Dopo “Pranzo di Ferragosto” e “Gianni e le donne” Di Gregorio torna sul grande schermo con un racconto ironico sulla possibilità di cambiare noi stessi per adattarci al mondo
Regia: Gianni Di Gregorio – Cast: Marco Messeri, Camilla Filippi, Valentina Lodovini – Genere: Commedia, colore, – Produzione: Italia, 2014 – Distribuzione: Bim – Data di uscita: 23 ottobre 2014.
Terza prova dietro alla macchina da presa per Gianni Di Gregorio, che confeziona una pellicola molto divertente, a tratti esilarante, sulle vicissitudini del povero Gianni, cui presta il volto lo stesso regista, un impiegato statale in procinto di andare in pensione che, come tanti, deve rimandare l’atteso riposo per il mutare repentino delle italiche leggi, che ci vogliono al lavoro finché abbiamo fiato in corpo.

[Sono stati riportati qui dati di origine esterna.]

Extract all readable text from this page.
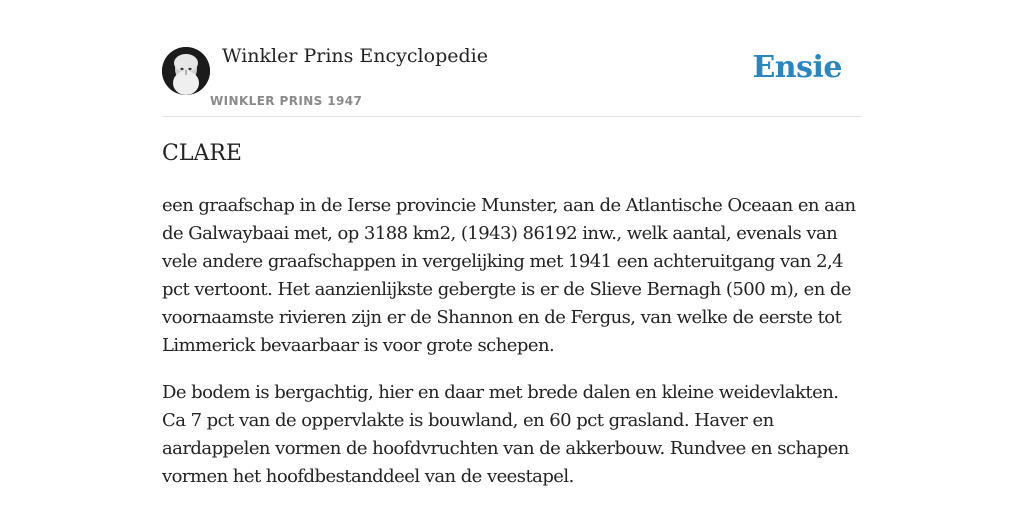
Winkler Prins Encyclopedie
WINKLER PRINS 1947
Ensie
CLARE

een graafschap in de Ierse provincie Munster, aan de Atlantische Oceaan en aan de Galwaybaai met, op 3188 km2, (1943) 86192 inw., welk aantal, evenals van vele andere graafschappen in vergelijking met 1941 een achteruitgang van 2,4 pct vertoont. Het aanzienlijkste gebergte is er de Slieve Bernagh (500 m), en de voornaamste rivieren zijn er de Shannon en de Fergus, van welke de eerste tot Limmerick bevaarbaar is voor grote schepen.

De bodem is bergachtig, hier en daar met brede dalen en kleine weidevlakten. Ca 7 pct van de oppervlakte is bouwland, en 60 pct grasland. Haver en aardappelen vormen de hoofdvruchten van de akkerbouw. Rundvee en schapen vormen het hoofdbestanddeel van de veestapel.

Come non bastasse arriva contestualmente il trasferimento dalla sede principale, situata al centro, ad un distaccamento posto in periferia: è lo spunto per mettere in evidenza da un lato la difficoltà del povero impiegato ad adattarsi a questa nuova situazione, dall’altro l’abitudine cristallizzata nei decenni in tanta parte della classe impiegatizia a rimandare a domani quello che si potrebbe far oggi, sperando magari che domani possa farlo qualcun altro.
Ma è soprattutto l’occasione per parlare di una società in mutamento, dove se non fai la voce grossa non esisti, e il mite Gianni deve reinventarsi, per non soccombere al nuovo contesto lavorativo in cui viene inserito. Ma i mutamenti non possono essere settoriali, investono necessariamente tutta la sfera dei rapporti umani, compresi quelli con i propri familiari, e per Gianni se ne vedranno delle belle.
Una sceneggiatura spassosa, scritta a quattro mani da Di Gregorio e Pietro Albino Di Pasquale, sostiene il lavoro di un cast effervescente, dove spiccano Marco Marzocca e un divertentissimo Marco Messeri. Il De Gregorio attore è bravo quanto quello regista, la sua mimica regala allo spettatore dei momenti davvero esilaranti.
Bella la contrapposizione tra i rassicuranti palazzi del centro di Roma, attorniati dai vetusti monumenti, e la freddezza dei palazzi di periferia, tanto moderni ed accessoriati da godere quasi di vita propria.
Peccato che il film perda nel finale: nel Di Gregorio regista permane il problema del saper chiudere una storia, non per questo non godibilissima.